26 October, 2008

The People who Turn to God




27th October 2008




Everyone knows the case of the repentant drug-addict or alcoholic who “found God” and improved his life. Everyone knows of that person who was lost and then was found, by God. Who are these people who turn to God?


The people I mean to write about here are usually not raised religiously, and if they were, they weren’t religious themselves. Instead, they went through a real reflection about religion and God and what it meant. This is much harder when you didn’t grow up being accustomed to the idea of God.


Now, because these people turn to God after a crisis in their lives, many imagine that they merely “found a quick solution” and that faith is easy. “They didn’t care about God until they had problems in their lives,” is often said in a contemptuous manner. A lot of people didn’t care about God before they realised life was hard.


Does it mean those people are fools who just turn to God in an act of weakness? Not in my opinion. If your life is no great trouble to you, and you enjoy living, chances are you don’t ask yourself an army of existential questions on a daily basis. Why? Because when living is fun, you need no more reasons to live. However, when each breath you take is an effort, that’s when you actually start thinking about whether this life is worth the pain. It’s easy to live on when you enjoy the ride, but when it’s taking everything you’ve got, you need a goal. Your life is no longer its own reason and justification. You need more, or you’ll give up. It’s practically impossible to struggle for nothing; it’s much easier to confront bigger obstacles if you have a goal than smaller ones if you don’t.


Contrary to popular belief, faith isn’t a quick solution to your problems. You don’t just suddenly decide one day that God exists and that you need Him. Most of us can’t do that. And we don’t, unless we get seriously damaged and broken. It’s not only because people look for help and solutions, it’s mostly because people need to be driven. A life without meaning is infinitely harder to live than a meaningful one. Believing in God doesn’t mean you’ll know exactly what the meaning of your life is – nor that of the universe – but it will mean that you have a hope there is a meaning to both your life and the universe, and that both are interrelated.


The sad thing is that this new found faith is looked at with suspicion and even scorn. On the one hand, people assume the faith is worth nothing because it was gotten in a time of distress; on the other, these new believers are thought to be hypocrites, for mostly the same reason. Often, you don’t know what you really need before you lose it. Most often, you don’t know the worth of things before they’re gone. You become aware of your mortality more easily when someone close to you dies, or when you are severely injured, or afflicted with a fatal disease, that’s only logical.

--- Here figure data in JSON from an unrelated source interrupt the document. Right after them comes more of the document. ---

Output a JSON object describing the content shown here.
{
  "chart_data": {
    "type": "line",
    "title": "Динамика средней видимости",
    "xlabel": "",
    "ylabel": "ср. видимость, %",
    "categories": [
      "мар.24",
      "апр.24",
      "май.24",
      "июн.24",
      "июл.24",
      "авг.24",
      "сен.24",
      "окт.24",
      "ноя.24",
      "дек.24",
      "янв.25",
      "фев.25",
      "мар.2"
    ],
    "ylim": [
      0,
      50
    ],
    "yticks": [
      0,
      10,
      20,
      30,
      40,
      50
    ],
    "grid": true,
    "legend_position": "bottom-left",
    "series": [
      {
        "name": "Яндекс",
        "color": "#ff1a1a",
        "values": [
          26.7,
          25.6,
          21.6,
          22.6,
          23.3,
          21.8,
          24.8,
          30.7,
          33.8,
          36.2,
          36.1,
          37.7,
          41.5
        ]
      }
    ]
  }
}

I remember my High School French teacher. She was a very intelligent woman with a strong character. One day, I discovered she was a Christian, which, to me, back then, was mutually exclusive with “intelligent”. And I remembered a story she told us once, about her daughter. Her daughter had leukemia and slowly died because of it. She was a young girl, maybe ten or twelve. Our teacher told us that for an entire year after her death, she cried every night. I don’t know whether she was a believer before this tragic event, but chances are she wasn’t, though that’s only a guess. The point is that if your own child died this way, you’d be seriously upset at life, and you would demand a reason. You would need some sort of an explanation, because you can’t live without one anymore. That’s when it becomes important that life actually make some sense.


So yes, broken people are more likely to turn to God than happy people. This isn’t because broken people are weaker, it’s because they faced the less pleasant sides of life. Demanding to understand what this whole life is about is not a sign of weakness, but of a healthy mind. You’re not a piece of wood, you have emotions and ideas, and thoughts, and you react to this world. The stronger you react doesn’t mean the weaker you are, not at all. No one is similar in the face of pain, and some of us will be enormously affected by what someone else would find easy to go through. Pain is not comparable, you’re your only standard.

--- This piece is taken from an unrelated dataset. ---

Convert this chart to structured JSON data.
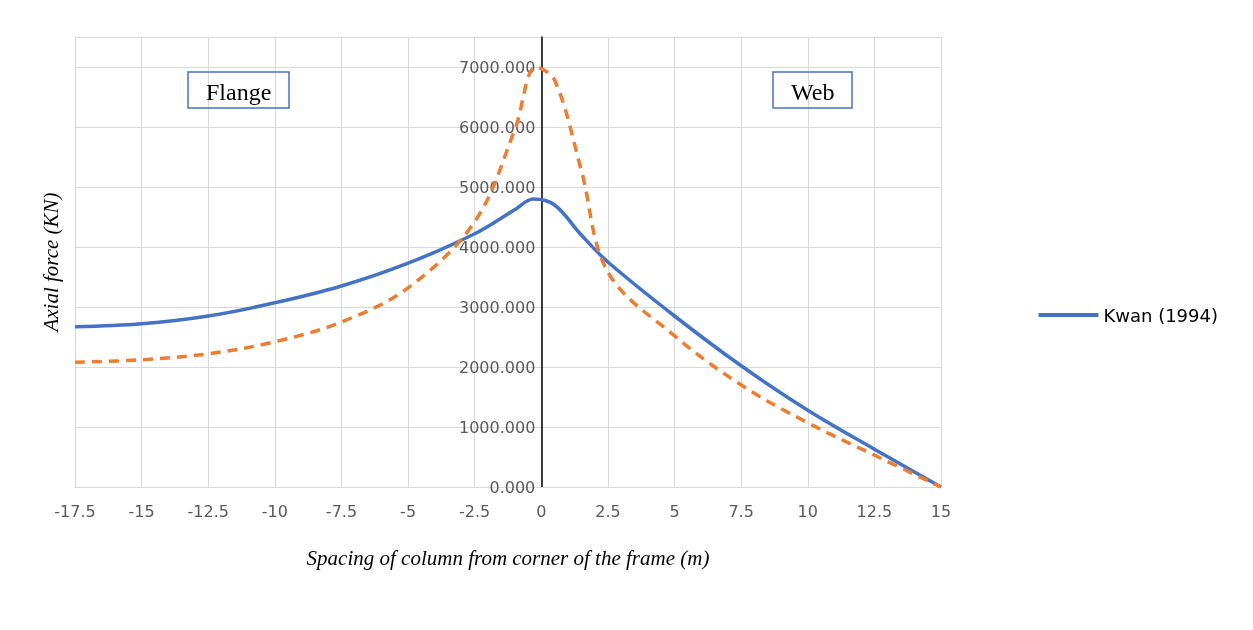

Understand that sometimes you need a slap in the face to look at something in a fresh way. You need to be broken to be mended. You could compare that with minor and major depression: while a minor one will let you function like everyone else for years, it’ll slowly eat you inside, whereas a major depression will hold you down until you fix it. Sometimes a bigger crisis is better, like a full fracture is better than a partial one (or so I’m told).


I’m not suggesting that you should seek pain or anything like that. I don’t think anyone will be spared pain, it just varies in degrees. The point is to learn from it, discover needs in yourself you didn’t know existed, and solutions you never thought of.